"Long-term unaffordable rents don’t just push people into debt and poverty, they can also change society and the economy too."
- Matt Hutchinson - SpareRoom
In Q4 2025, London’s average room rent saw a year-on year decrease of 0.9%, and is now £985 per month, according to rental index data from flatshare site SpareRoom.
London rents hit a record high of £1,015 per month two years ago, in Q4 2023. Despite marginal year-on-year average rent decreases throughout 2025, rents in the capital are still way above the ceiling of affordability for many people, after years of upward pressure on rents caused by intense post-pandemic demand.
One of the cheapest postcode areas (SE), where the average rent is £958 per month, has seen the highest year-on-year average rent increase (+1.2%). However, a few postcodes in the east, north and south-east of London still offer average rents of under £800 per month, including E12 (Manor Park), E6 (East Ham) and N9 (Lower Edmonton).
SW7 (South Kensington / Knightsbridge) has the most expensive average room rent in the capital at £1,539 per month.

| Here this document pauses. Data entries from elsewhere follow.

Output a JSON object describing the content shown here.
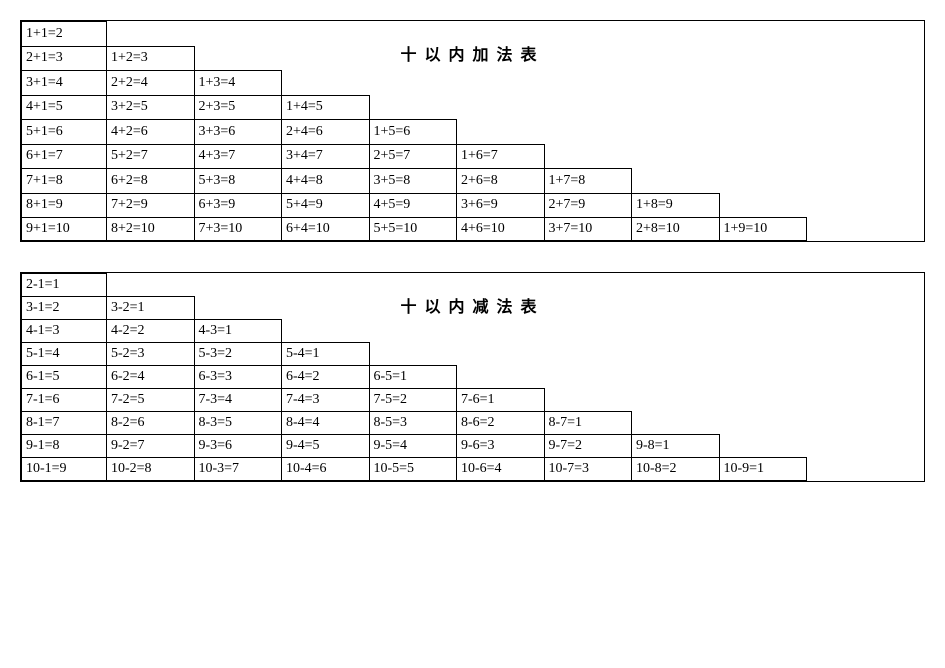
{
  "addition": {
    "title": "十以内加法表",
    "type": "table",
    "columns": 9,
    "rows": 9,
    "cell_border_color": "#000000",
    "background_color": "#ffffff",
    "font_size": 14,
    "title_font_size": 16,
    "title_font_weight": "bold",
    "data": [
      [
        "1+1=2"
      ],
      [
        "2+1=3",
        "1+2=3"
      ],
      [
        "3+1=4",
        "2+2=4",
        "1+3=4"
      ],
      [
        "4+1=5",
        "3+2=5",
        "2+3=5",
        "1+4=5"
      ],
      [
        "5+1=6",
        "4+2=6",
        "3+3=6",
        "2+4=6",
        "1+5=6"
      ],
      [
        "6+1=7",
        "5+2=7",
        "4+3=7",
        "3+4=7",
        "2+5=7",
        "1+6=7"
      ],
      [
        "7+1=8",
        "6+2=8",
        "5+3=8",
        "4+4=8",
        "3+5=8",
        "2+6=8",
        "1+7=8"
      ],
      [
        "8+1=9",
        "7+2=9",
        "6+3=9",
        "5+4=9",
        "4+5=9",
        "3+6=9",
        "2+7=9",
        "1+8=9"
      ],
      [
        "9+1=10",
        "8+2=10",
        "7+3=10",
        "6+4=10",
        "5+5=10",
        "4+6=10",
        "3+7=10",
        "2+8=10",
        "1+9=10"
      ]
    ]
  },
  "subtraction": {
    "title": "十以内减法表",
    "type": "table",
    "columns": 9,
    "rows": 9,
    "cell_border_color": "#000000",
    "background_color": "#ffffff",
    "font_size": 14,
    "title_font_size": 16,
    "title_font_weight": "bold",
    "data": [
      [
        "2-1=1"
      ],
      [
        "3-1=2",
        "3-2=1"
      ],
      [
        "4-1=3",
        "4-2=2",
        "4-3=1"
      ],
      [
        "5-1=4",
        "5-2=3",
        "5-3=2",
        "5-4=1"
      ],
      [
        "6-1=5",
        "6-2=4",
        "6-3=3",
        "6-4=2",
        "6-5=1"
      ],
      [
        "7-1=6",
        "7-2=5",
        "7-3=4",
        "7-4=3",
        "7-5=2",
        "7-6=1"
      ],
      [
        "8-1=7",
        "8-2=6",
        "8-3=5",
        "8-4=4",
        "8-5=3",
        "8-6=2",
        "8-7=1"
      ],
      [
        "9-1=8",
        "9-2=7",
        "9-3=6",
        "9-4=5",
        "9-5=4",
        "9-6=3",
        "9-7=2",
        "9-8=1"
      ],
      [
        "10-1=9",
        "10-2=8",
        "10-3=7",
        "10-4=6",
        "10-5=5",
        "10-6=4",
        "10-7=3",
        "10-8=2",
        "10-9=1"
      ]
    ]
  }
}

The cheapest postcode is E12 (Manor Park) with an average rent of £741 per month.
But competition in suburbia is increasingly fierce. With the average rent in Esher, Surrey at £740 per month, and being just 30-minutes from Waterloo by train, demand for rooms has increased by 32% between Q4 2024 and Q4 2025 – one of the highest rises in the UK – and there are now 11.2 people searching for every room available to rent there.

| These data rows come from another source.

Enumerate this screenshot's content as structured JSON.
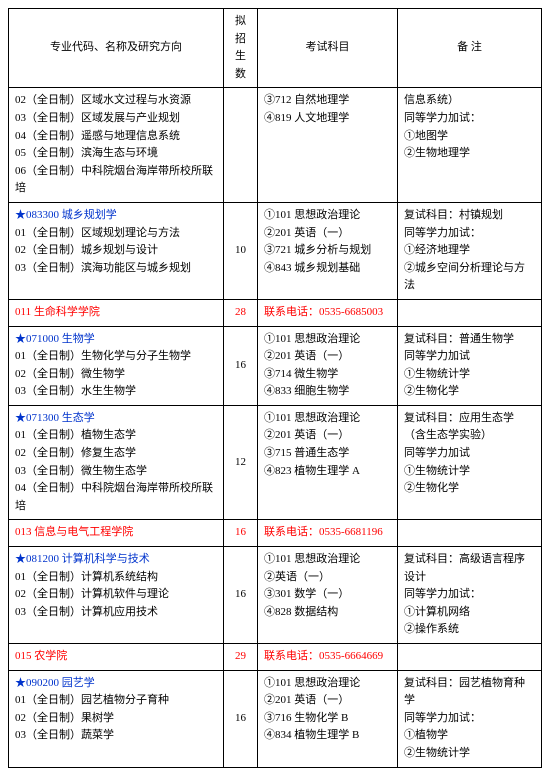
{
  "columns": {
    "c1": "专业代码、名称及研究方向",
    "c2": "拟招\n生数",
    "c3": "考试科目",
    "c4": "备    注"
  },
  "widths": {
    "c1": 215,
    "c2": 34,
    "c3": 140,
    "c4": 144
  },
  "rows": [
    {
      "c1": [
        "02（全日制）区域水文过程与水资源",
        "03（全日制）区域发展与产业规划",
        "04（全日制）遥感与地理信息系统",
        "05（全日制）滨海生态与环境",
        "06（全日制）中科院烟台海岸带所校所联培"
      ],
      "c2": "",
      "c3": [
        "③712 自然地理学",
        "④819 人文地理学"
      ],
      "c4": [
        "信息系统）",
        "同等学力加试：",
        "①地图学",
        "②生物地理学"
      ]
    },
    {
      "c1": [
        {
          "t": "★083300 城乡规划学",
          "cls": "blue-star"
        },
        "01（全日制）区域规划理论与方法",
        "02（全日制）城乡规划与设计",
        "03（全日制）滨海功能区与城乡规划"
      ],
      "c2": "10",
      "c3": [
        "①101 思想政治理论",
        "②201 英语（一）",
        "③721 城乡分析与规划",
        "④843 城乡规划基础"
      ],
      "c4": [
        "复试科目：村镇规划",
        "同等学力加试：",
        "①经济地理学",
        "②城乡空间分析理论与方法"
      ]
    },
    {
      "c1": [
        {
          "t": "011 生命科学学院",
          "cls": "red"
        }
      ],
      "c2": {
        "t": "28",
        "cls": "red"
      },
      "c3": [
        {
          "t": "联系电话：0535-6685003",
          "cls": "red"
        }
      ],
      "c4": [
        ""
      ]
    },
    {
      "c1": [
        {
          "t": "★071000 生物学",
          "cls": "blue-star"
        },
        "01（全日制）生物化学与分子生物学",
        "02（全日制）微生物学",
        "03（全日制）水生生物学"
      ],
      "c2": "16",
      "c3": [
        "①101 思想政治理论",
        "②201 英语（一）",
        "③714 微生物学",
        "④833 细胞生物学"
      ],
      "c4": [
        "复试科目：普通生物学",
        "同等学力加试",
        "①生物统计学",
        "②生物化学"
      ]
    },
    {
      "c1": [
        {
          "t": "★071300 生态学",
          "cls": "blue-star"
        },
        "01（全日制）植物生态学",
        "02（全日制）修复生态学",
        "03（全日制）微生物生态学",
        "04（全日制）中科院烟台海岸带所校所联培"
      ],
      "c2": "12",
      "c3": [
        "①101 思想政治理论",
        "②201 英语（一）",
        "③715 普通生态学",
        "④823 植物生理学 A"
      ],
      "c4": [
        "复试科目：应用生态学（含生态学实验）",
        "同等学力加试",
        "①生物统计学",
        "②生物化学"
      ]
    },
    {
      "c1": [
        {
          "t": "013 信息与电气工程学院",
          "cls": "red"
        }
      ],
      "c2": {
        "t": "16",
        "cls": "red"
      },
      "c3": [
        {
          "t": "联系电话：0535-6681196",
          "cls": "red"
        }
      ],
      "c4": [
        ""
      ]
    },
    {
      "c1": [
        {
          "t": "★081200 计算机科学与技术",
          "cls": "blue-star"
        },
        "01（全日制）计算机系统结构",
        "02（全日制）计算机软件与理论",
        "03（全日制）计算机应用技术"
      ],
      "c2": "16",
      "c3": [
        "①101 思想政治理论",
        "②英语（一）",
        "③301 数学（一）",
        "④828 数据结构"
      ],
      "c4": [
        "复试科目：高级语言程序设计",
        "同等学力加试：",
        "①计算机网络",
        "②操作系统"
      ]
    },
    {
      "c1": [
        {
          "t": "015 农学院",
          "cls": "red"
        }
      ],
      "c2": {
        "t": "29",
        "cls": "red"
      },
      "c3": [
        {
          "t": "联系电话：0535-6664669",
          "cls": "red"
        }
      ],
      "c4": [
        ""
      ]
    },
    {
      "c1": [
        {
          "t": "★090200 园艺学",
          "cls": "blue-star"
        },
        "01（全日制）园艺植物分子育种",
        "02（全日制）果树学",
        "03（全日制）蔬菜学"
      ],
      "c2": "16",
      "c3": [
        "①101 思想政治理论",
        "②201 英语（一）",
        "③716 生物化学 B",
        "④834 植物生理学 B"
      ],
      "c4": [
        "复试科目：园艺植物育种学",
        "同等学力加试：",
        "①植物学",
        "②生物统计学"
      ]
    }
  ]
}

Post-pandemic demand caused rents to soar by 35% in the space of just two years, from £731 per month in Q3 2021 to £990 in Q3 2023. Today, demand both nationwide and in London has more or less corrected to pre-pandemic levels, yet rents have remained high.
Matt Hutchinson, director at flatshare site SpareRoom, comments, "Long-term unaffordable rents don’t just push people into debt and poverty, they can also change society and the economy too. If the capital can’t support its frontline and essential workers, or younger people starting out in their careers, the whole profile of the city changes."
"The pressure of demand on suburbia will force up rents there too, until there’s nowhere left to go. Only a meaningful decrease in average rents will improve the situation, and that hinges on a supply injection."